Bottom line in all of this is that all politics is local. We are now down to property rights. This goes back to the colonial days. This goes back to the days when King George was taking property because he wasn't happy with the way, number one, property owners were using their property, the profit that they were making, the independence that they wanted. And so to be heavy handed, they would just take property as collateral and say it belongs to the king, boom, it's over!
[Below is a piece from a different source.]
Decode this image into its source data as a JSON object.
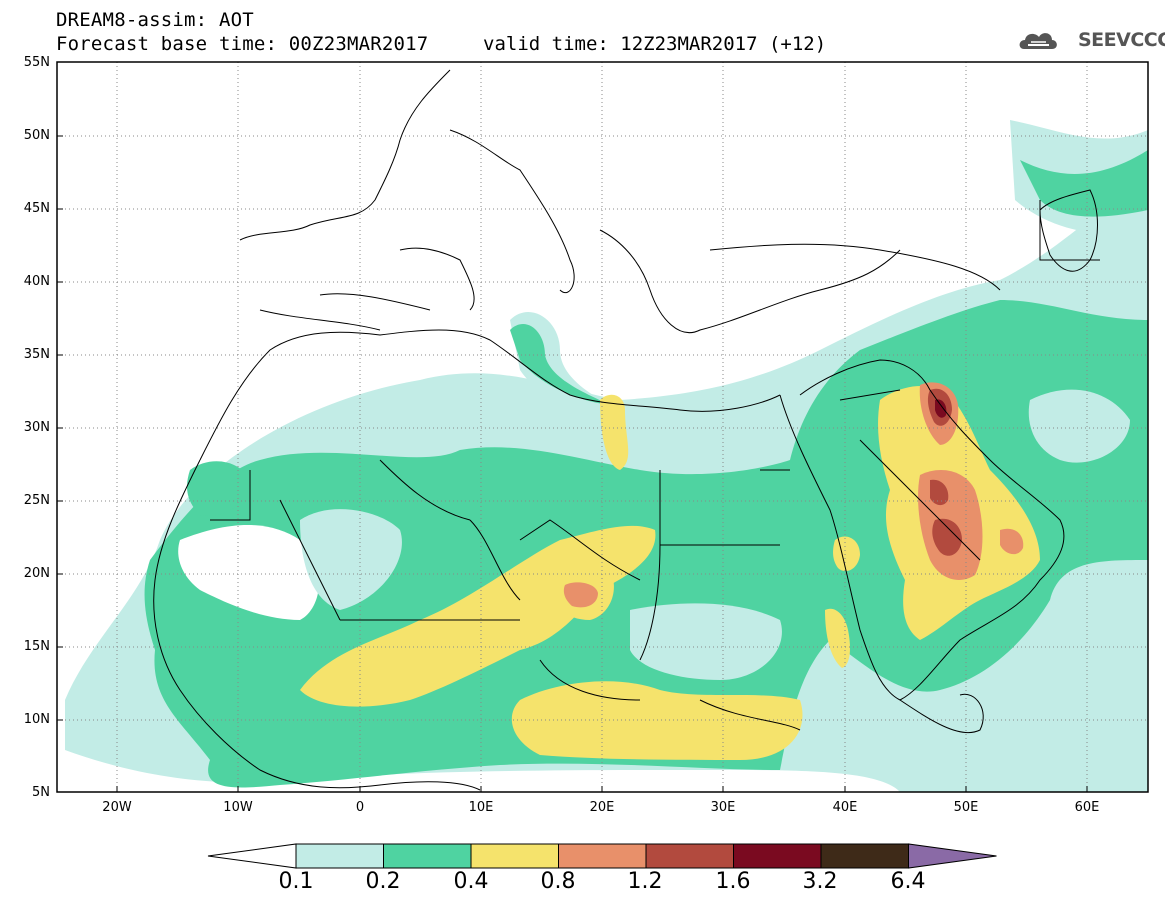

Well, we're seeing this all unfold in this series that's playing on the History Channel. But this was the birth of property rights. When you own it, what does it mean? When you own it, does it mean you control it? When you own it, does that mean you're the final say? When you own it, do you own the liability? Do you own the responsibility? Can you do whatever you want? Are you the final say in all court proceedings that you are the property owner? This going back to the colonial days and the rebellion against the Brits is to the very fabric of what's happening right now in Nebraska!

It's none other than -- ta-da! -- Schultz himself who refutes his own rant. On The Ed Show this past Tuesday, Schultz interviewed a Nebraska landowner who would be affected by Keystone XL if it gets built. Inexplicably enough, TransCanada has offered to pay the man for use of his property instead of simply stealing it --

SCHULTZ: TransCanada is breaking out the checkbook, hoping they can cash-whip landowners into approving the project. Recently, the offers have been staggering.

SCHULTZ (interviewing landowner): I've been told that you were offered $250,000 to allow this pipeline to come over your land. Is that true?

LANDOWNER: Yes. That was their first offer. The best offer I've got amounted to about $307,000.

SCHULTZ: And you say no to that?

LANDOWNER: Yes.

SCHULTZ: Can you be bought?

LANDOWNER: No, because my land is worth more to me and my family that any amount of money they could offer me, or would offer me, I should say that.

SCHULTZ: So this is as much emotional as it is anything else.

LANDOWNER: It's about the land. It's about what's in the pipeline and it's about what should stay in Canada and get refined, and then if they want to pump that oil down through my farm, I could accept that.

Sounds like he's not entirely opposed to a pipeline coming through his property. More accurately, not this pipeline.

The nerve of TransCanada, cash-whipping Nebraskans with "staggering" sums of money for easements across their properties -- not land takings and forced relocation, a huge distinction in eminent domain. So utterly reminiscent of those thuggish Redcoats pillaging their way through the colonies.

The crucial difference between then and now -- the drafting and ratification of a document known as the United States Constitution. More specifically the Fifth Amendment in its Bill of Rights, which states that no person shall be "deprived of life, liberty, or property, without due process of law; nor shall private property be taken for public use, without just compensation."

Having already lived through rapacious governance and fought a bitter war to separate themselves from it, the Founders were loathe to create another government that engaged in the same hated practices.

Reasonable people can disagree on whether a pipeline built by the privately-owned corporation based in another country constitutes "public use." What is beyond dispute is that TransCanada cannot run roughshod over abutters without "just compensation" -- and $307,000 to run a pipeline under a man's property (not over) may strike some observers as just.